Zanzibar has become a honeypot for honeymooners — with good reason. This exotic island is a mere six degrees south of the equator and is roughly 60 miles long and 25 miles wide. That means it’s toasty all year round, while being big enough for some exploration if you want it.
Its white beaches are stupendous, its people desperately poor but rich in spirit. The sea is a glorious turquoise, with plenty of coral reef for divers, and when the tide is out on the eastern side of the island, the horizon is dotted with women in bright kangas (wraps) wading through the water, scooping up chunks of seaweed that are later weighed and shipped off elsewhere, often to pharmaceutical companies in China.
What I especially love about the beaches around Jambiani, a small fishing village in the south-east — where, incidentally, the British charity Zanzibar Action Project (ZAP) is doing a wonderful job helping to educate the young and retrain the not so young — is that the hardened sand is really a busy thoroughfare. Men cycle up and down on their rusty steeds, children play hide and seek, tourists walk or jog, fishermen attend to their nets.

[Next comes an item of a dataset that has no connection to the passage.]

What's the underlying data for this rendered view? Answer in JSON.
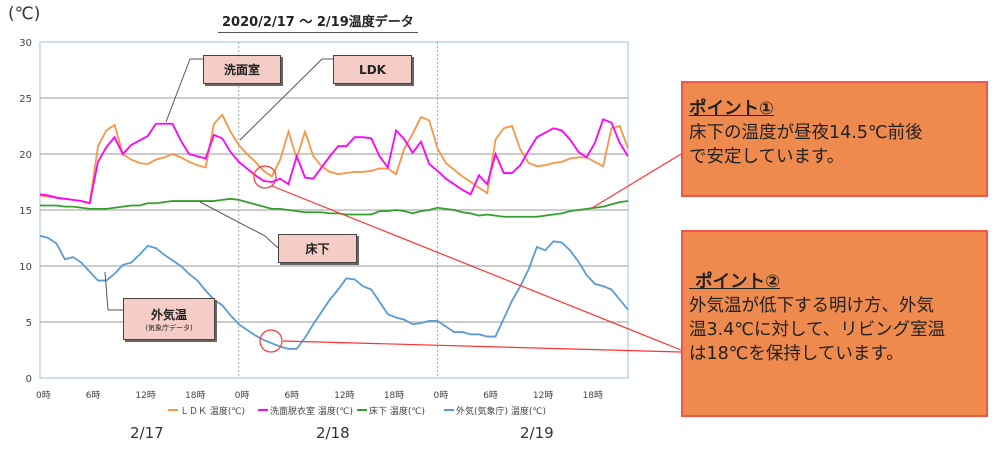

But what many visitors miss out altogether is Stone Town, the old part of the capital, Zanzibar Town, which has such a rich but haunting history that it warrants at least a night’s stay and, ideally, a full day in the company of a knowledgeable guide.
Sadly, some people have been put off by the horrific acid attack a couple of years ago on two gap-year students working as volunteers in a school, who were apparently guilty of little more than singing during Ramadan. But I have always found the locals friendly if not naturally effusive.
Zanzibar (population just over a million) is Muslim. And Zanzibar is complicated. It’s part of Tanzania, but is very much left to its own devices and has a fractious relationship with the mainland. Simmering tension is never far from the surface, as it has been for centuries.
In the 19th century, the so-called Spice Island was the most important trading hub along the whole coast
of east Africa, and was renowned for its shameful slave trade, which continued here for almost half a century after it was abolished in the British Empire.
This is not a comfortable thought when you’re taken down into an airless underground holding pen near Stone Town’s Cathedral Church of Christ, where the slaves awaited their fate in blistering heat. Missionaries later bought the site and immediately started building the cathedral, which opened on Christmas Day 1877, albeit without a roof. The altar is meant to stand exactly where there used to be a tree, to which slaves were tied and then whipped to show their strength and hardiness.
Essential reading while in this beguiling and mysterious city is Alastair Hazell’s superbly researched and beautifully written The Last
Slave Market. It tells the grim but inspiring story of a Scots doctor, John Kirk, who was sent to Zanzibar as a medical officer in the 1850s and ended up persuading Sultan Barghash to bring an end to the traffic in humans in 1873.
The Stone Town you see today is largely the creation of the Sultan of Oman, who in the 1830s moved his capital from Muscat to Zanzibar. It is a curious mix. Start at the meat market and you might switch to the vegetarian option for dinner — it is certainly not for the squeamish.
But wandering through some of the dilapidated old palaces and buildings is a chance to savour a forgotten world. The House of Wonders (so-called because it was the first building to have electricity) is unmissable, with its tiered balconies and multilayered history. It was built in 1883 as a ceremonial palace for Sultan Barghash and became the offices of the British colonial government from 1911 to independence in 1964.
The place to stay (though not cheap) is the Serena Inn, where at sunset local Taarab musicians entertain guests on one side of the sea wall and locals play a mixture of football and water polo on the other. There’s another option as of earlier this year, with the opening of the Park Hyatt Zanzibar, which is also on the beachfront, but I haven’t yet seen it.
There’s a touch of celebrity about Stone Town, too. Queen’s late front man Freddie Mercury (then Farrokh Bulsara) was born here after his parents had immigrated from India. When he was nine, Farrokh was sent to boarding school in India and never returned, but that doesn’t stop a number of bars and restaurants from claiming that ‘Freddie lived here’.
We got lost on several occasions but never felt intimidated. And there is nothing like the same sort of pressure to buy trinkets or the obligatory haggling that you find in the souks of Marrakech or Istanbul.
Mind you, the rule of law can be suspect. We rented a car and were soon pulled over by a lone policeman. I wasn’t wearing a seat belt, for which I was threatened with a visit to the police station followed — most likely, I was told — by some sort of court action.
The policeman and I both knew how this could be resolved; it was simply a matter of agreeing the price. After a lot of bartering, we settled on $10 in cash and he wished us well for the rest of our holiday.